Cappy Stults, owner and president of insurance agency Allen & Stults in Hightstown, N.J., says his firm began initiating conversations about the process long before the governor's announcement. He says he has been telling homeowners that they need to wait for decisions at the federal, state and municipal levels before deciding to make repairs or rebuilding.
According to one diagram laid out by FEMA under the 2012 Flood Insurance Reform Act, which requires rates to rise as high as 25 percent over the next five years, an individual could save more than $90,000 over 10 years if he or she were to build three feet above base-flood elevation.
Flood maps are subject to change, says Stults, and he is urging clients planning to rebuild to do so at a height of three feet above the ABFE.
Chris Grasso, vice president of personal lines for Liberty Insurance Associates Inc. in Millstone, N.J., says that the governor's decision has taken any ambiguity out of the process of rebuilding.
"You are going to have to make changes," he says.
Without those changes, he continues, homeowners can expect to pay substantially higher premiums or be unable to obtain insurance because they have not met the minimal requirements FEMA has set-out.
"No one should rush out and rebuild until they know what the flood requirements are because the result would be extreme and immediate," notes Andrew C. Harris, president of Liberty Insurance.
Harris notes that the governor's order gives insurers better understanding about underwriting the risks because they now understand they will be writing wind polices for homes that are built to more stringent code.
Micael Isler, assistant vice president for The Property Casualty Insurers Association of America, underscored this point, saying, "The enactment and enforcement of tough standards for building codes, property development and other loss prevention and mitigation requirements are a key component to long-term natural catastrophe preparation."
Julie Rochman, president and chief executive officer for the Insurance Institute for Business & Home Safety, says that it is important for the governor to act quickly because "people want some return to normalcy."
However, the cost of mitigation will not come cheap, adding between $30,000 and $60,000 to the cost of rebuilding the home, says Rochman, according to the governor's figures.
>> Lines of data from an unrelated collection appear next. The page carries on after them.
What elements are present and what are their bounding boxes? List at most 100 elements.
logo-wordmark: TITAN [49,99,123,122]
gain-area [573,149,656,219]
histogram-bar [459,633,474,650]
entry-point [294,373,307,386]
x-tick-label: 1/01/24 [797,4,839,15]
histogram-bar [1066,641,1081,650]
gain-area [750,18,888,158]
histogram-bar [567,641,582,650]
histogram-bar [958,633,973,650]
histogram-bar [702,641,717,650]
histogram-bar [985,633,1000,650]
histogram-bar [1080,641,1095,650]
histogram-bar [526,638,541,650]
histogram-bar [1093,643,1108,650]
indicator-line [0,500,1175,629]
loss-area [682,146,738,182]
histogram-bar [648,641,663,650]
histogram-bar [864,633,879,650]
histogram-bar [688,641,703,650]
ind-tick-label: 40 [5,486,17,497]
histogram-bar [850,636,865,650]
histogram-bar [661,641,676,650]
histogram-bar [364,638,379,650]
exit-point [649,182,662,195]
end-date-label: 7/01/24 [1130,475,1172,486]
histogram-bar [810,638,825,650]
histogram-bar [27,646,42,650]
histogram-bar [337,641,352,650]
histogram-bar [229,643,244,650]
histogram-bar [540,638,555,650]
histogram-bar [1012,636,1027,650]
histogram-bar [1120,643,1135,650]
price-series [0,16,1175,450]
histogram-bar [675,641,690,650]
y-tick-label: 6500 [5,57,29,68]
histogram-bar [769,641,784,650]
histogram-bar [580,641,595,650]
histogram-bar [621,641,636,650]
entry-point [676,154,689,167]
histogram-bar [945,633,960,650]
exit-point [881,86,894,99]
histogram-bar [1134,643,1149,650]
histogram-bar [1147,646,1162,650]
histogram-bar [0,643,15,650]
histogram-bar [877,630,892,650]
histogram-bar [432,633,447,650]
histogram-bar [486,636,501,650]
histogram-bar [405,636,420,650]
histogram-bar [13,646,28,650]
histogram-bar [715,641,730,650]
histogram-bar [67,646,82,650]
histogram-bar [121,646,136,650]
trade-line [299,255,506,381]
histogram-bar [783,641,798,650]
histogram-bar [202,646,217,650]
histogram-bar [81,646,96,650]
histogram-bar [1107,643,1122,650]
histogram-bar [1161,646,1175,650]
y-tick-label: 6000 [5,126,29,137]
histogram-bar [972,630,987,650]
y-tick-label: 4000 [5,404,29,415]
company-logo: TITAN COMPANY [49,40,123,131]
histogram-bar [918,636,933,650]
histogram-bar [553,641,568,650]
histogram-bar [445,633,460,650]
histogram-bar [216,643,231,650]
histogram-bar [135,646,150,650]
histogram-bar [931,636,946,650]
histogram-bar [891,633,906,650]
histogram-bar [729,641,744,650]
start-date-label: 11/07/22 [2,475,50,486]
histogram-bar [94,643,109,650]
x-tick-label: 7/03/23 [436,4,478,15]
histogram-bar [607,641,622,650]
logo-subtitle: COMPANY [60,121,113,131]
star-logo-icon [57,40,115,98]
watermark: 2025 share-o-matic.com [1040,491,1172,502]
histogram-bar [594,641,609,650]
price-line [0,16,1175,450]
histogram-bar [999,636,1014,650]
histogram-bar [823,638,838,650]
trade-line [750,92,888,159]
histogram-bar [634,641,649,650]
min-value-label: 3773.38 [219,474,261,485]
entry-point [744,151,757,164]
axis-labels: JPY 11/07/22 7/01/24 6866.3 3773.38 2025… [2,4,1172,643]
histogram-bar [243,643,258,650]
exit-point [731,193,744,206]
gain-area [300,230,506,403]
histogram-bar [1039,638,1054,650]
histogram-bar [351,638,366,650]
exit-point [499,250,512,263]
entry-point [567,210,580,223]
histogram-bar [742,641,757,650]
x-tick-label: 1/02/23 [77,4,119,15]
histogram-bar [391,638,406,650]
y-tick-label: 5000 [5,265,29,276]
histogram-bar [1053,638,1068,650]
However, by getting out ahead on this issue, New Jersey will avoid "the stark delineation between what was thrown-up and those [buildings] that were built to code" post-Hurricane Katrina in New Orleans.
Harris says that Sandy has accelerated the process of getting the ABFE out to the public and that has been a headache of sorts for agents. Usually, there is a six month period of education for consumers, he says. However, to get the details out to municipalities and professionals as quick as possible, the consumer process was skipped, leaving it to agents to educate their clients.
As the re-building process moves forward, property owners will have their insurance settlement and mitigation grant money from the federal government to help, but ultimately, the cost will be on the shoulders of the homeowner, says Harris.
And the shore is facing a landscape that may never be the same. Stults notes that it will be a long rebuilding process for the area.
"There are those homeowners with rentals that want to get their houses ready for the summer of 2013," he says. "I tell them to think. The summer of 2013 is lost; think about 2014."